Canada 2014 in Review: Hollywood Production Rebounds, Cable Unbundling Starts
Canadian film shined in competition in Cannes as the country's pubcaster was rocked by a sex scandal
2014 was a year when Hollywood film and TV production locally made a comeback, the CBC got crushed by a sex scandal after already being damaged by escalating job and programming cuts, and U.S. programming suppliers took fright as Canada moved headlong toward cable unbundling.
Collapse of Canadian Dollar Draws Los Angeles Producers North
The sudden collapse of the value of the Canadian dollar against the American greenback in 2014 steered Los Angeles producers to Toronto and Vancouver for extra budgetary savings while making movies and TV shows.
Guillermo del Toro directed his haunted house movie Crimson Peak and the FX show The Strain in Toronto, while also doing preproduction on Pacific Rim 2, which will shoot at Pinewood Toronto Studios in 2015. And Vancouver has a busy 2015 in view, with Star Trek 3 to shoot mainly in the west coast production hub.
Vancouver is also to host production on Steven Spielberg's The BFG and Uncharted, Sony’s adaptation of the video game Uncharted: Drake’s Fortune.
Canada Calls for Cable Unbundling by Carriers
The past year saw Ottawa set in motion plans to compel cable and satellite TV providers to allow subscribers to pick-and-pay for TV channels they want to view.
During regulatory hearings, U.S. suppliers warned they may pull popular American primetime series from the Canadian airwaves, or distribute the shows via digital portals, to stop any cable unbundling precedents spilling over into the U.S. market.

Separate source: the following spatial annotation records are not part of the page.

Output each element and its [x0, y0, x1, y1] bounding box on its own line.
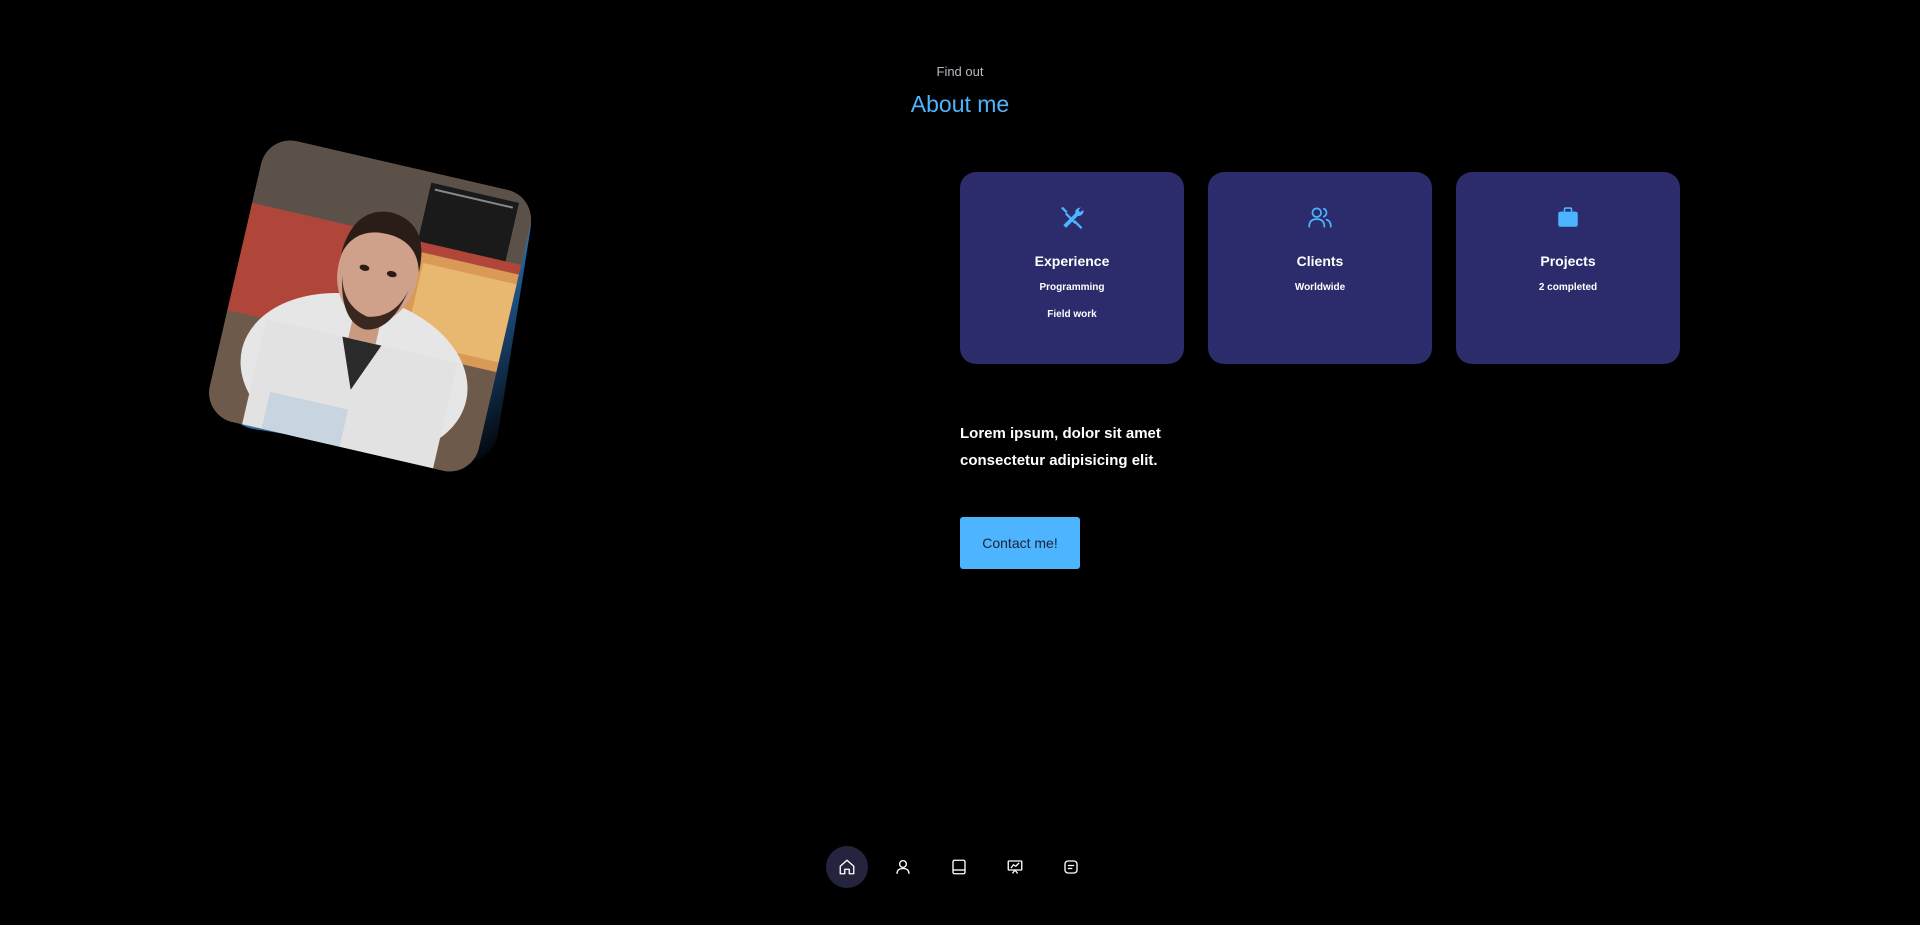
presentation-icon [1007, 860, 1023, 874]
card-detail: Programming [1039, 282, 1105, 293]
user-icon [896, 859, 910, 874]
card-projects: Projects 2 completed [1456, 172, 1680, 364]
nav-experience[interactable] [938, 846, 980, 888]
stats-cards: Experience Programming Field work Client… [960, 172, 1680, 364]
section-header: Find out About me [0, 62, 1920, 118]
tools-icon [1059, 204, 1085, 230]
card-experience: Experience Programming Field work [960, 172, 1184, 364]
briefcase-icon [1555, 204, 1581, 230]
card-clients: Clients Worldwide [1208, 172, 1432, 364]
users-icon [1307, 204, 1333, 230]
nav-home[interactable] [826, 846, 868, 888]
book-icon [952, 859, 966, 875]
nav-portfolio[interactable] [994, 846, 1036, 888]
profile-photo [203, 134, 537, 478]
card-detail: Field work [1047, 309, 1097, 320]
section-subtitle: Find out [936, 64, 984, 79]
section-title: About me [910, 91, 1010, 117]
card-title: Projects [1540, 253, 1596, 269]
home-icon [839, 859, 855, 875]
nav-about[interactable] [882, 846, 924, 888]
bottom-nav [826, 846, 1092, 888]
contact-button[interactable]: Contact me! [960, 517, 1080, 569]
card-detail: Worldwide [1294, 282, 1346, 293]
card-title: Experience [1034, 253, 1110, 269]
message-icon [1064, 860, 1078, 874]
about-section: Find out About me Experience Programming… [0, 0, 1920, 925]
about-description: Lorem ipsum, dolor sit amet consectetur … [960, 425, 1161, 469]
card-detail: 2 completed [1538, 282, 1598, 293]
card-title: Clients [1296, 253, 1344, 269]
nav-contact[interactable] [1050, 846, 1092, 888]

All of which could see Canadian TV viewers fuming in 2015 over not being able to see their favorite American shows.
CBC Beset by Sex Scandal, Faces Death Spiral in Digital Age
2014 will be seen as the year the CBC was rocked by a sex scandal.
Former radio host Jian Ghomeshi was fired by the embattled pubcaster after allegations of sexual abuse by a former lover. Within days, Toronto police began investigating Ghomeshi after nine women approached Canadian media outlets with more allegations of sexual assault and sexual abuse.

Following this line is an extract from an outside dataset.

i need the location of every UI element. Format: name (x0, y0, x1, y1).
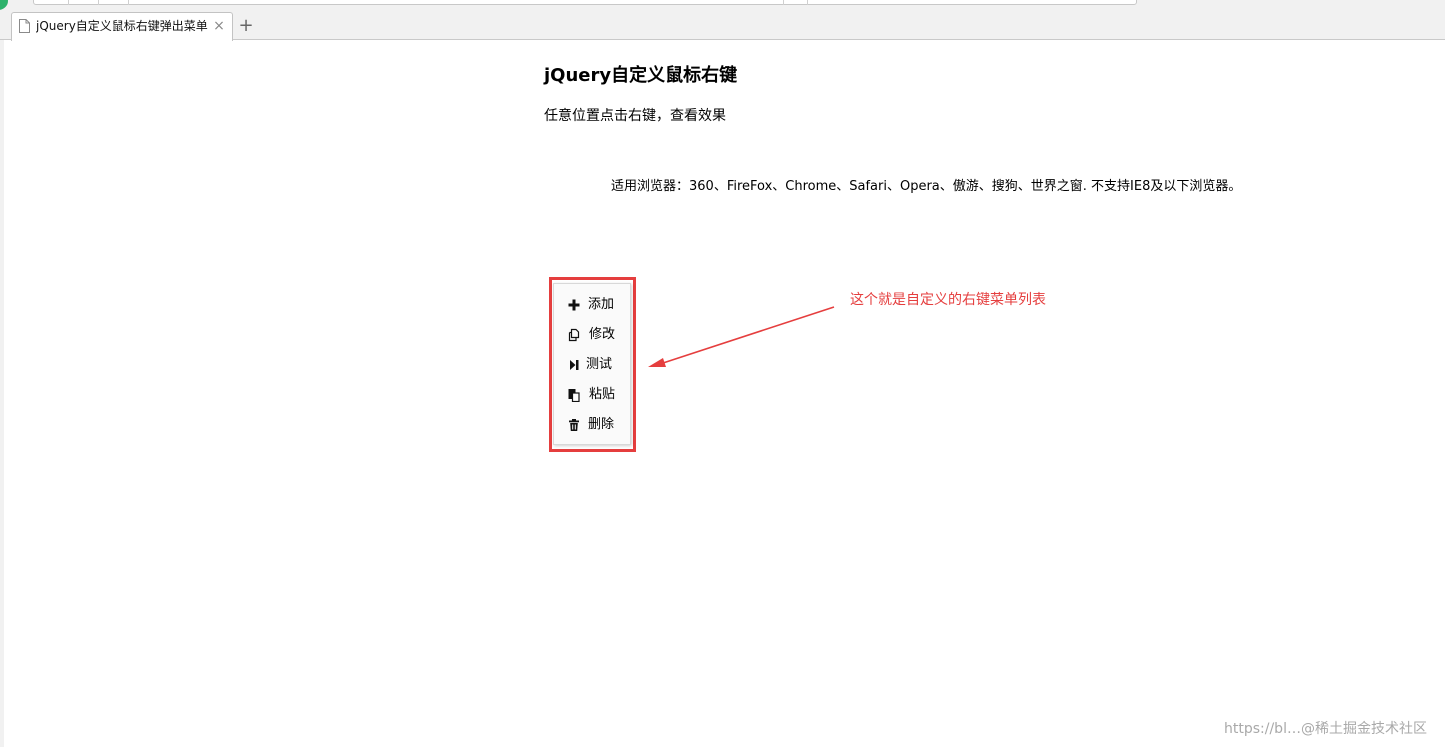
arrow-line (659, 306, 835, 365)
arrow-head (648, 358, 666, 367)
annotation-arrow (648, 306, 835, 367)
watermark: https://bl…@稀土掘金技术社区 (1224, 721, 1427, 737)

The disgraced media star ended the year facing four criminal charges of sexual assault and one count of choking. Meanwhile, the CBC continued slashing jobs and programming to balance its books amid sharply less government funding and the loss of NHL game revenue.
Battle-Ready Canadian SVODS Fight Back Against Netflix Canada
Canadian TV was overshadowed in 2014 as major broadcasters launched subscription streaming services to compete against Netflix Canada.

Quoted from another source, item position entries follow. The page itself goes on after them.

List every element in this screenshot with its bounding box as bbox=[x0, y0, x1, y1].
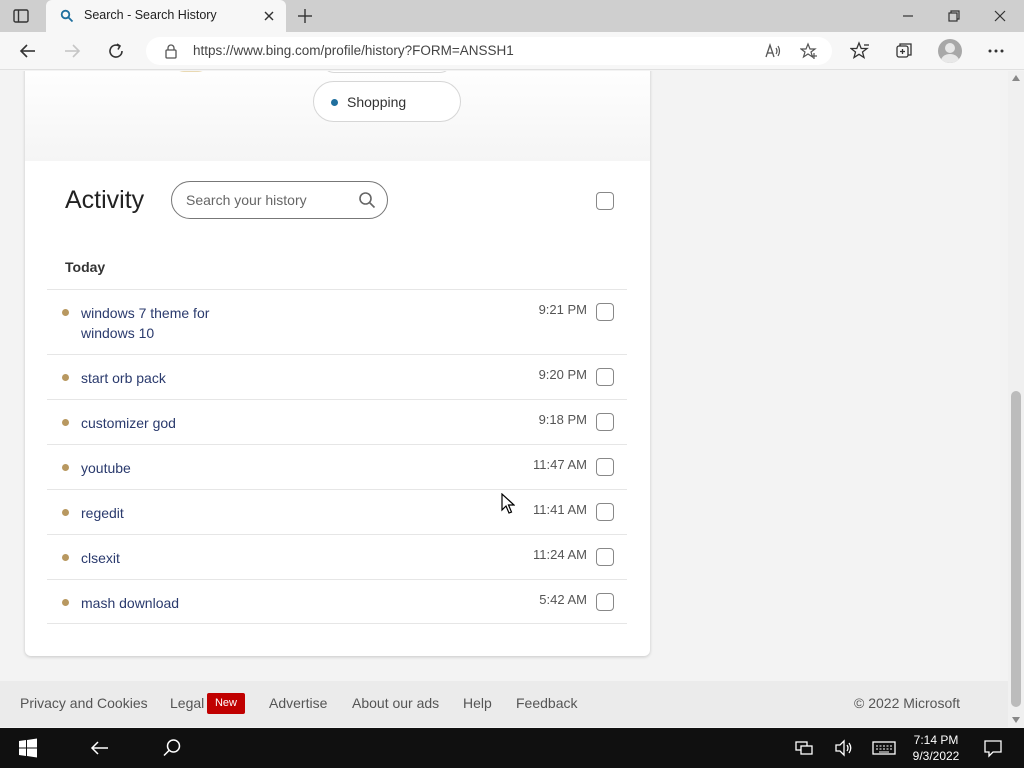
history-row: start orb pack 9:20 PM bbox=[47, 354, 627, 399]
row-dot bbox=[62, 464, 69, 471]
keyboard-icon[interactable] bbox=[872, 738, 896, 758]
select-all-checkbox[interactable] bbox=[596, 192, 614, 210]
favorites-icon[interactable] bbox=[850, 41, 870, 61]
url-text[interactable]: https://www.bing.com/profile/history?FOR… bbox=[193, 43, 514, 58]
history-query-link[interactable]: windows 7 theme for windows 10 bbox=[81, 303, 221, 343]
page-viewport: Shopping Activity Today windows 7 theme … bbox=[0, 71, 1008, 727]
history-time: 11:24 AM bbox=[533, 547, 587, 562]
interest-pill-shopping[interactable]: Shopping bbox=[313, 81, 461, 122]
forward-arrow-icon[interactable] bbox=[62, 41, 82, 61]
minimize-icon[interactable] bbox=[900, 8, 916, 24]
history-search-input[interactable] bbox=[186, 189, 356, 211]
refresh-icon[interactable] bbox=[106, 41, 126, 61]
scroll-thumb[interactable] bbox=[1011, 391, 1021, 707]
windows-taskbar: 7:14 PM 9/3/2022 bbox=[0, 728, 1024, 768]
history-card: Shopping Activity Today windows 7 theme … bbox=[25, 71, 650, 656]
history-query-link[interactable]: regedit bbox=[81, 503, 281, 523]
notifications-icon[interactable] bbox=[983, 738, 1003, 758]
close-tab-icon[interactable] bbox=[262, 9, 276, 23]
windows-start-icon[interactable] bbox=[18, 738, 38, 758]
history-time: 11:47 AM bbox=[533, 457, 587, 472]
history-query-link[interactable]: mash download bbox=[81, 593, 281, 613]
address-bar: https://www.bing.com/profile/history?FOR… bbox=[0, 32, 1024, 70]
help-link[interactable]: Help bbox=[463, 695, 492, 711]
clock-date: 9/3/2022 bbox=[912, 749, 960, 763]
pill-label: Shopping bbox=[347, 94, 407, 110]
browser-tab-active[interactable]: Search - Search History bbox=[46, 0, 286, 32]
history-row: clsexit 11:24 AM bbox=[47, 534, 627, 579]
more-options-icon[interactable] bbox=[986, 41, 1006, 61]
new-badge: New bbox=[207, 693, 245, 714]
row-dot bbox=[62, 309, 69, 316]
row-checkbox[interactable] bbox=[596, 503, 614, 521]
mouse-cursor-icon bbox=[501, 493, 515, 514]
history-time: 9:18 PM bbox=[538, 412, 587, 427]
history-row: regedit 11:41 AM bbox=[47, 489, 627, 534]
new-tab-icon[interactable] bbox=[296, 7, 314, 25]
profile-avatar[interactable] bbox=[938, 39, 962, 63]
scroll-down-arrow-icon[interactable] bbox=[1012, 717, 1020, 723]
restore-icon[interactable] bbox=[946, 8, 962, 24]
copyright-text: © 2022 Microsoft bbox=[854, 695, 961, 711]
add-favorite-icon[interactable] bbox=[800, 42, 818, 60]
page-footer: Privacy and Cookies Legal New Advertise … bbox=[0, 681, 1008, 727]
search-icon[interactable] bbox=[162, 738, 182, 758]
row-checkbox[interactable] bbox=[596, 413, 614, 431]
history-row: customizer god 9:18 PM bbox=[47, 399, 627, 444]
clock-time: 7:14 PM bbox=[913, 733, 959, 747]
vertical-scrollbar[interactable] bbox=[1008, 71, 1024, 727]
privacy-link[interactable]: Privacy and Cookies bbox=[20, 695, 148, 711]
date-section-heading: Today bbox=[65, 259, 106, 275]
history-search-box[interactable] bbox=[171, 181, 388, 219]
row-checkbox[interactable] bbox=[596, 458, 614, 476]
tab-title: Search - Search History bbox=[84, 8, 217, 22]
tab-bar: Search - Search History bbox=[0, 0, 1024, 32]
url-bar[interactable]: https://www.bing.com/profile/history?FOR… bbox=[146, 37, 832, 65]
search-icon[interactable] bbox=[358, 191, 376, 209]
history-row: windows 7 theme for windows 10 9:21 PM bbox=[47, 289, 627, 354]
volume-icon[interactable] bbox=[834, 738, 854, 758]
pill-dot bbox=[331, 99, 338, 106]
history-query-link[interactable]: youtube bbox=[81, 458, 281, 478]
about-ads-link[interactable]: About our ads bbox=[352, 695, 439, 711]
history-row: youtube 11:47 AM bbox=[47, 444, 627, 489]
search-favicon-icon bbox=[60, 9, 74, 23]
scroll-up-arrow-icon[interactable] bbox=[1012, 75, 1020, 81]
legal-link[interactable]: Legal bbox=[170, 695, 204, 711]
taskbar-clock[interactable]: 7:14 PM 9/3/2022 bbox=[900, 732, 972, 764]
advertise-link[interactable]: Advertise bbox=[269, 695, 327, 711]
read-aloud-icon[interactable] bbox=[764, 42, 782, 60]
history-time: 11:41 AM bbox=[533, 502, 587, 517]
lock-icon[interactable] bbox=[164, 43, 178, 59]
tab-actions-icon[interactable] bbox=[12, 7, 30, 25]
close-window-icon[interactable] bbox=[992, 8, 1008, 24]
row-dot bbox=[62, 509, 69, 516]
activity-heading: Activity bbox=[65, 186, 145, 214]
row-checkbox[interactable] bbox=[596, 593, 614, 611]
back-arrow-icon[interactable] bbox=[18, 41, 38, 61]
history-row: mash download 5:42 AM bbox=[47, 579, 627, 624]
history-time: 9:21 PM bbox=[538, 302, 587, 317]
feedback-link[interactable]: Feedback bbox=[516, 695, 577, 711]
history-time: 9:20 PM bbox=[538, 367, 587, 382]
interests-section: Shopping bbox=[25, 71, 650, 161]
row-checkbox[interactable] bbox=[596, 548, 614, 566]
row-dot bbox=[62, 374, 69, 381]
interest-illustration bbox=[173, 71, 209, 72]
row-dot bbox=[62, 554, 69, 561]
network-icon[interactable] bbox=[794, 738, 814, 758]
row-dot bbox=[62, 419, 69, 426]
history-query-link[interactable]: customizer god bbox=[81, 413, 281, 433]
collections-icon[interactable] bbox=[894, 41, 914, 61]
row-dot bbox=[62, 599, 69, 606]
interest-pill-partial[interactable] bbox=[322, 71, 452, 73]
row-checkbox[interactable] bbox=[596, 303, 614, 321]
history-query-link[interactable]: start orb pack bbox=[81, 368, 281, 388]
history-query-link[interactable]: clsexit bbox=[81, 548, 281, 568]
back-arrow-icon[interactable] bbox=[90, 738, 110, 758]
history-time: 5:42 AM bbox=[539, 592, 587, 607]
row-checkbox[interactable] bbox=[596, 368, 614, 386]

Rogers Media and Shaw Media, backed by super content deals from major Hollywood studios, first launched Shomi. Then rival Bell Media acquired a giant HBO programming library before launching CraveTV to stop cable subscribers migrating to Netflix Canada.
The U.S. video streaming giant launched here in late 2010 and dominates the local SVOD space with 4 million subscribers.
Hollywood Bristles as Toronto Film Festival Unveils Anti-Telluride Premiere Policy
The major studios in 2014 faced later screening dates at the Toronto Film Festival as the Canadian festival insisted on world premieres only for its opening weekend to defend its reputation against Telluride as the official awards season launchpad.
Some films, like Alejandro G. Inarritu’s Birdman, skipped Toronto altogether. Fest organizers in Toronto are betting Hollywood will eventually embrace a stretched-out film schedule in 2015.
That's especially after Toronto's top 2014 audience winner, Morten Tyldum's Benedict Cumberbatch-starrer The Imitation Game, screened in the Canadian festival's second half after debuting in Telluride.
Canadian Film Rides Critical Wave in Cannes
In a standout year for its homegrown movies, Canada had three films by David Cronenberg, Atom Egoyan and Xavier Dolan compete for the Palme d'Or at Cannes.
In the end, Dolan's Mommy shared Cannes' Jury Prize with veteran Jean-Luc Godard, and Julianne Moore won the best actress prize in Cannes for her star turn in Cronenberg's Maps to the Stars. On the downside, Egoyan's The Captive endured a disastrous critical reception in Cannes.
Canadian film also saw Quebec directors like Jean-Marc Vallee, Denis Villeneuve and Philippe Falardeau in 2014 bring their idiosyncratic visions to helming major studio and U.S. indie titles, and possibly Oscar-season contenders.